Hydrogen Production from Biogas: Development of an Efficient Nickel Catalyst by the Exsolution Approach

Hydrogen production from biogas over alumina-supported Ce1-xNixO2-x catalysts was studied in a temperature range of 600-850 degrees C with an initial gas composition of CH4/CO2/H2O of 1/0.8/0.4. To achieve a high and stable hydrogen yield, highly dispersed Ni catalysts were prepared through the exsolution approach. A solid solution of Ce1-xNixO2-x was firstly formed on the surface of Al2O3 and then activated in H-2/Ar at 800 degrees C. The genesis and properties of the Ce1-xNixO2-x/Al2O3 catalysts were established using X-ray fluorescence analysis, thermal analysis, N-2 adsorption, ex situ and in situ X-ray diffraction, Raman spectroscopy, electron microscopy, EDX analysis, and temperature-programmed hydrogen reduction. The performance of Ce1-xNixO2-x/Al2O3 catalysts in biogas conversion was tuned by regulation of the dispersion and reducibility of the active component through variation of content (5-20 wt.%) and composition (x = 0.2, 0.5, 0.8) of Ce1-xNixO2-x as well as the mode of its loading (co-impregnation (CI), citrate sol-gel method (SG)).
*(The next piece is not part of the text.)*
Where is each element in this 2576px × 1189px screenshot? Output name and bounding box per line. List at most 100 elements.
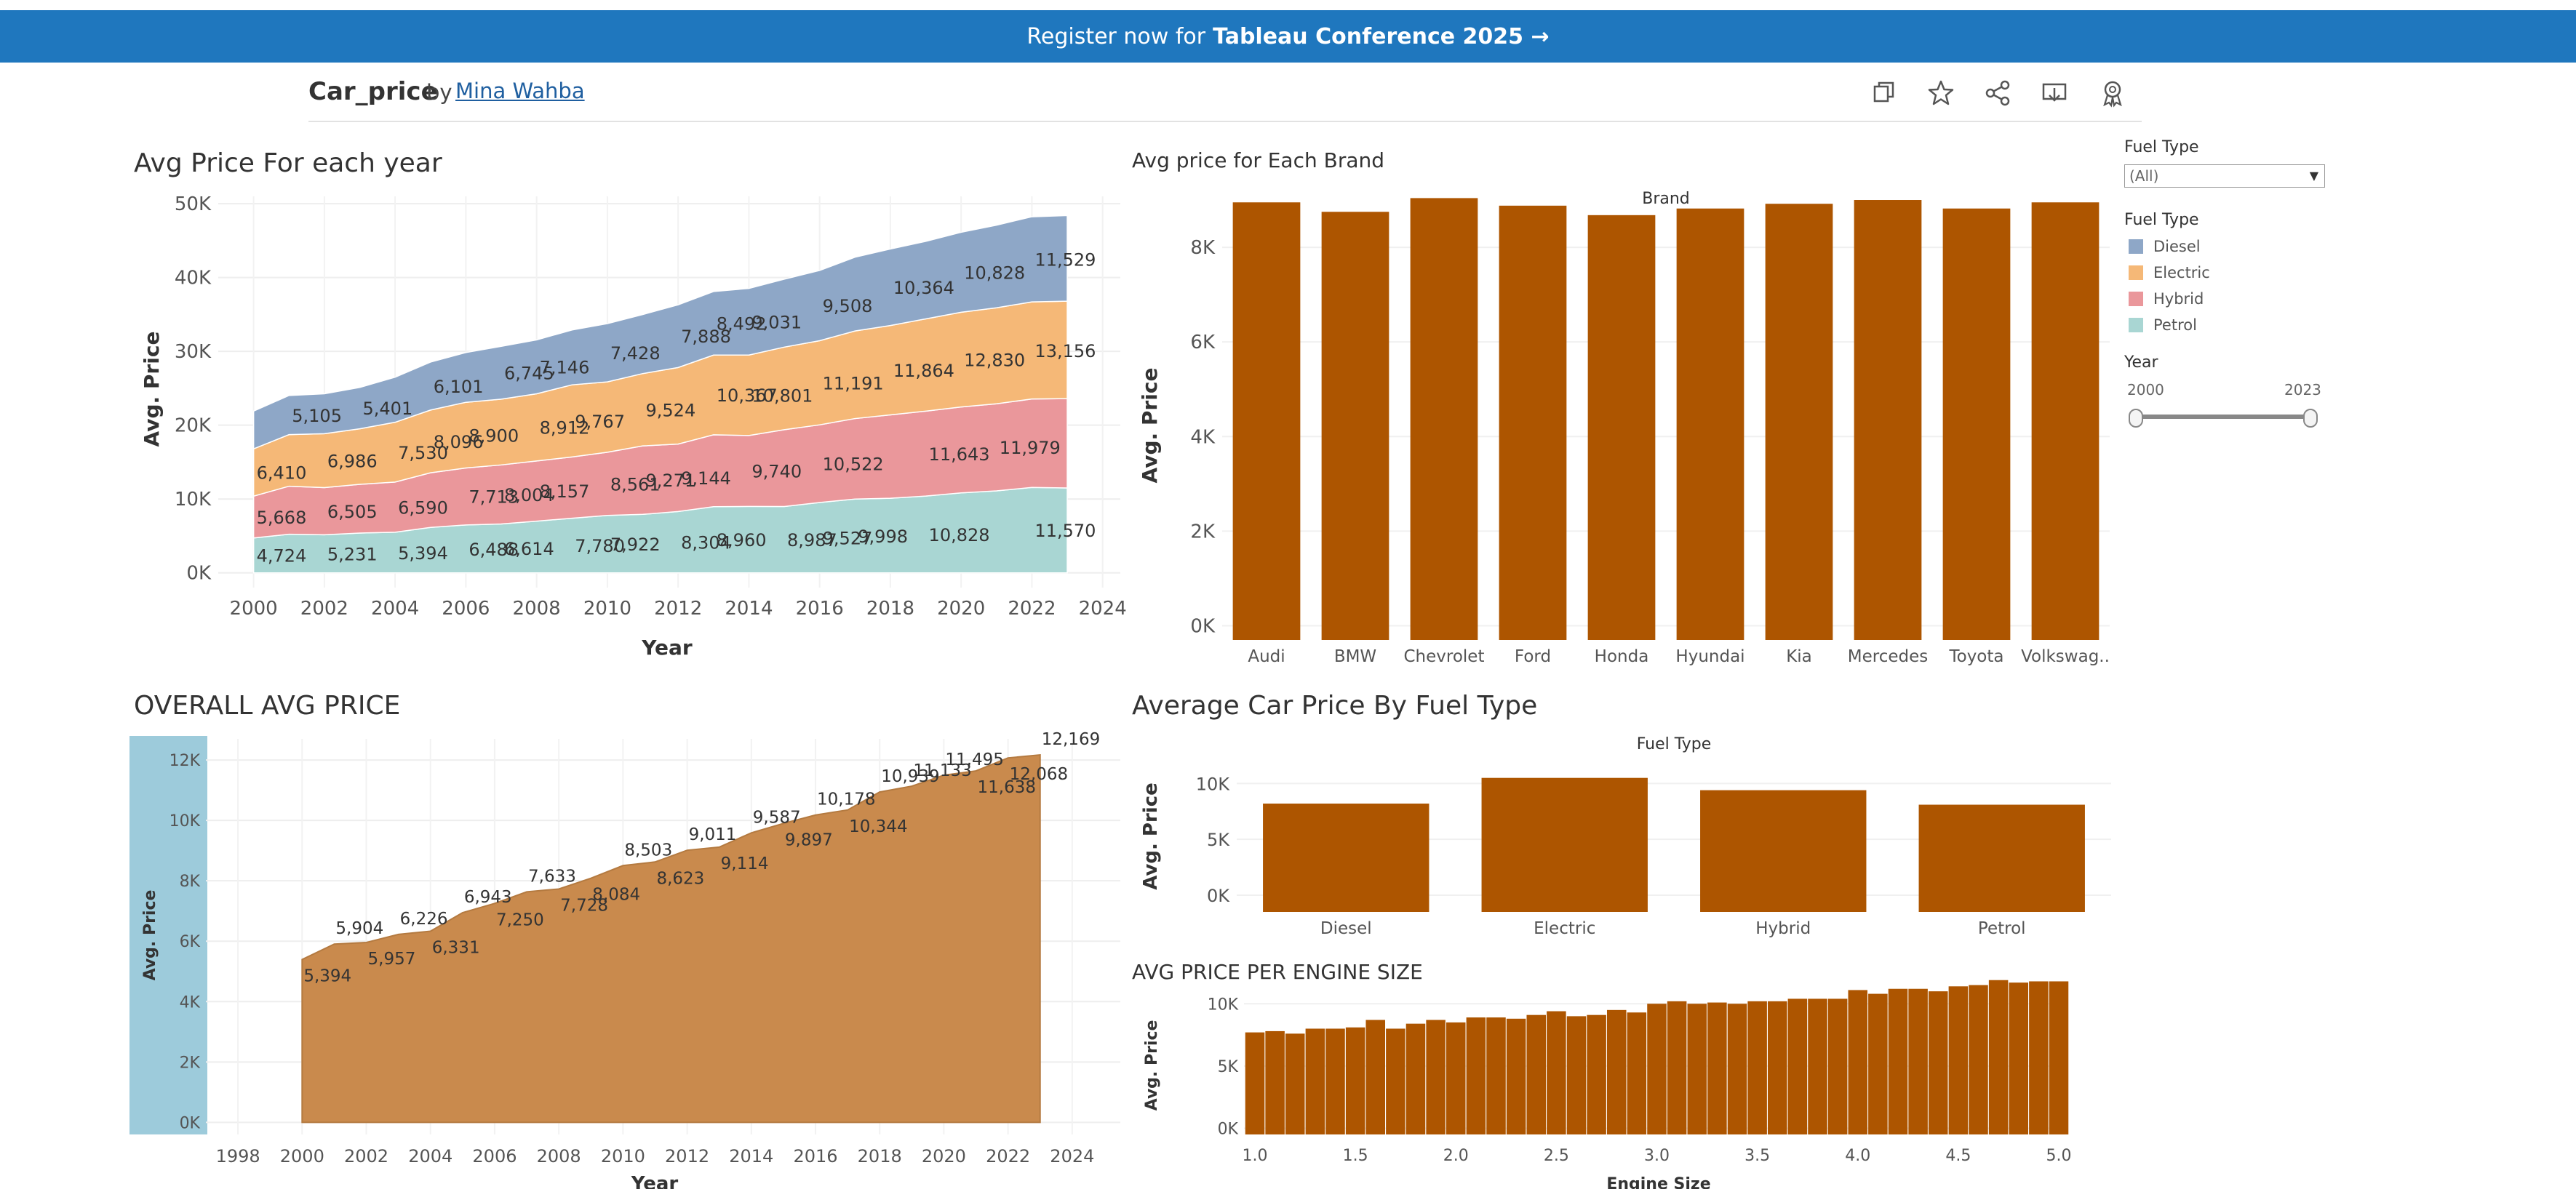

For the 20 wt.% Ce1-xNixO2-x/Al2O3 catalyst, the rate of the coke formation decreased by a factor of 10 as x increased from 0.2 to 0.8. The optimal catalyst composition (20 wt.% Ce0.2Ni0.8O1.8/80 wt.% Al2O3) and preparation mode (citrate sol-gel method) were determined. At 850 degrees C, the 20 wt.% Ce0.2Ni0.8O1.8/Al2O3-SG catalyst provides 100% hydrogen yield at full CH4 conversion and 85% CO2 utilization.